Why Groupon Is Reshaping
Inside the company, the restructuring carries a code name: “Project Foundry.” The initiative is focused on embedding AI agents across teams and automating routine tasks that currently require human labor. In a May 7 shareholder letter, CEO Dusan Senkypl said Groupon is “rebuilding Groupon as an AI-native company,” according to the firm's Q1 investor release. Executives say the long-term bet is that smarter tools will let Groupon reach more merchants faster and scale the marketplace without growing headcount at the same pace.
Local Impact in Chicago
Groupon is headquartered in Chicago, where the cuts will land close to home. The company reported about 1,734 employees as of December 31, 2025, so a 400-job reduction would represent roughly 23 percent of its global workforce. That headcount appears in Groupon’s most recent annual SEC filing (Form 10-K). Local business outlets quickly spotted the implications, with Crain's Chicago Business reporting that the layoff plan stems from the board-approved restructuring announced May 21.
What Workers Should Know
For workers, the coming months will likely be a swirl of notices, internal memos and hard choices. Employees are being advised to keep an eye out for WARN notices, severance terms and other official communications as the plan rolls out. In the United States, the federal WARN Act generally requires larger employers to provide 60 days' advance notice before a mass layoff or plant closing, according to the Department of Labor's DOL WARN Advisor. In some international markets, affected workers may also have rights to consultation periods or additional protections under local labor law.

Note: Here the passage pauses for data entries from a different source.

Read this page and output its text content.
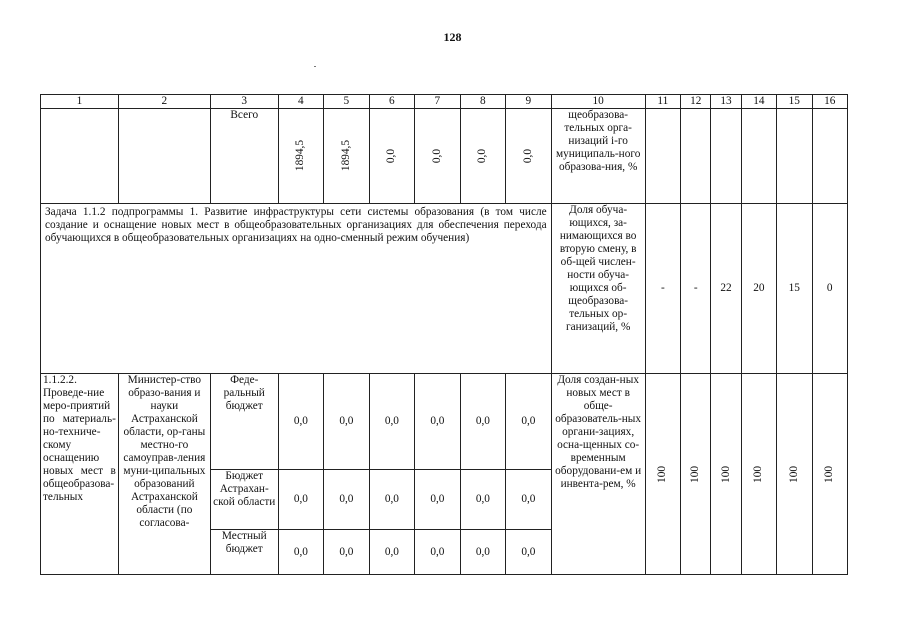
128
1	2	3	4	5	6	7	8	9	10	11	12	13	14	15	16
		Всего	1894,5	1894,5	0,0	0,0	0,0	0,0	щеобразова-тельных орга-низаций i-го муниципаль-ного образова-ния, %						
Задача 1.1.2 подпрограммы 1. Развитие инфраструктуры сети системы образования (в том числе создание и оснащение новых мест в общеобразовательных организациях для обеспечения перехода обучающихся в общеобразовательных организациях на одно-сменный режим обучения)									Доля обуча-ющихся, за-нимающихся во вторую смену, в об-щей числен-ности обуча-ющихся об-щеобразова-тельных ор-ганизаций, %	-	-	22	20	15	0
1.1.2.2. Проведе-ние меро-приятий по материаль-но-техниче-скому оснащению новых мест в общеобразова-тельных	Министер-ство образо-вания и науки Астраханской области, ор-ганы местно-го самоуправ-ления муни-ципальных образований Астраханской области (по согласова-	Феде-ральный бюджет	0,0	0,0	0,0	0,0	0,0	0,0	Доля создан-ных новых мест в обще-образователь-ных органи-зациях, осна-щенных со-временным оборудовани-ем и инвента-рем, %	100	100	100	100	100	100

		Бюджет Астрахан-ской области	0,0	0,0	0,0	0,0	0,0	0,0							
		Местный бюджет	0,0	0,0	0,0	0,0	0,0	0,0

Market Reaction and Guidance
Wall Street, meanwhile, gave a tentative thumbs-up. Coverage noted that Groupon's stock jumped about 5 percent after the restructuring disclosure, and the company raised its full-year adjusted EBITDA outlook. Market reports also highlighted that Groupon expects the first phase of the plan to generate roughly $5 million in net savings in 2026 after its planned reinvestments, according to Investing.com. At the same time, leadership changes are underway: Bloomberg Law reported that Chief Operating Officer Jiri Ponrt has notified Groupon that he will resign effective July 10, a move that was also disclosed in the company's filings.

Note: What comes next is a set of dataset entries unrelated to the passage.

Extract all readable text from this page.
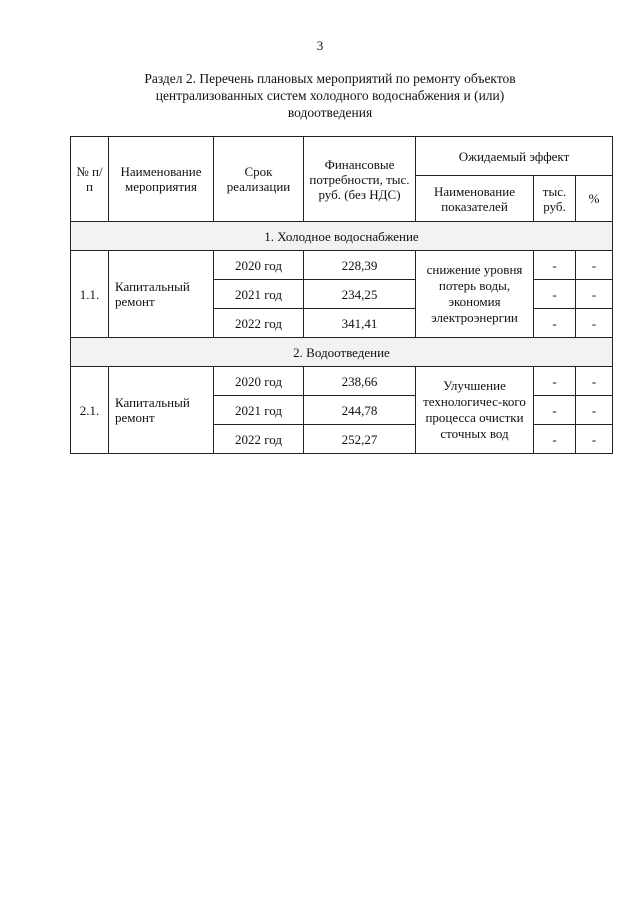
3
Раздел 2. Перечень плановых мероприятий по ремонту объектов
централизованных систем холодного водоснабжения и (или)
водоотведения
№ п/п	Наименование мероприятия	Срок реализации	Финансовые потребности, тыс. руб. (без НДС)	Ожидаемый эффект		
				Наименование показателей	тыс. руб.	%
1. Холодное водоснабжение						
1.1.	Капитальный ремонт	2020 год	228,39	снижение уровня потерь воды, экономия электроэнергии	-	-
		2021 год	234,25		-	-
		2022 год	341,41		-	-
2. Водоотведение						
2.1.	Капитальный ремонт	2020 год	238,66	Улучшение технологичес-кого процесса очистки сточных вод	-	-
		2021 год	244,78		-	-
		2022 год	252,27		-	-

Groupon is pitching the restructuring as the logical next step in an AI-first strategy, with executives signaling that more automation and cost-cutting efforts could follow under Project Foundry. Industry coverage has framed the layoffs as part of a broader tech trend of using staff cuts to fund AI investments, per PYMNTS. The company says this initial phase should be largely complete by the end of the third quarter, while leaving the door open to additional moves that could extend into 2027.